Industrial processes and large buildings
CAUSEWAYGT is focused on using geothermal energy to decarbonise heating and cooling of large commercial facilities and industrial processes. In the model depicted above for industrial heat in Northern Ireland, we have taken a similar approach as residential to the projection to 2030. We first grew industrial capacity by 5% but improved efficiency by 25%. Then we replaced oil and coal combustion with 25% biofuels and 75% geothermal heat pumps. We’ll get into the technology hurdles some more in part 2, but the simple assumption we made is that biofuels would be retained for the highest temperature processes (>150 ºC, there may be a role for hydrogen here too as an energy vector), and geothermal heat pumps would take care of the rest. Currently, geothermal technology is more than able to deal with heating and cooling below 80 ºC, even for tens of MW scale. CAUSEWAYGT is working hard on the development and deployment of technology that will deliver up to 140 ºC process heat and steam from modest geothermal sources.
Like residential heating, the prize in industry and commercial is large. We can decarbonise heat using Northern Ireland’s locally sourced energy resources in cost competitive ways that also increases energy security by relieving dependency on foreign, imported fossil fuels.
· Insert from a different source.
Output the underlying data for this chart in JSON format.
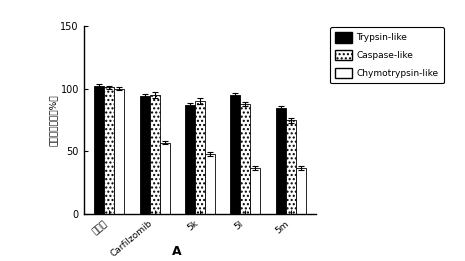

The benefits to Northern Ireland and other regions and countries that take this approach go beyond meeting emissions targets. Northern Ireland has the natural resources and the human capital to underpin the deployment of an affordable, clean and secure energy system. Not only the construction and operation of such a system be a boost for local employment, an economy underpinned by such an energy system will be attractive to outside investment from companies keen to decarbonise their whole operation and supply chain including their energy.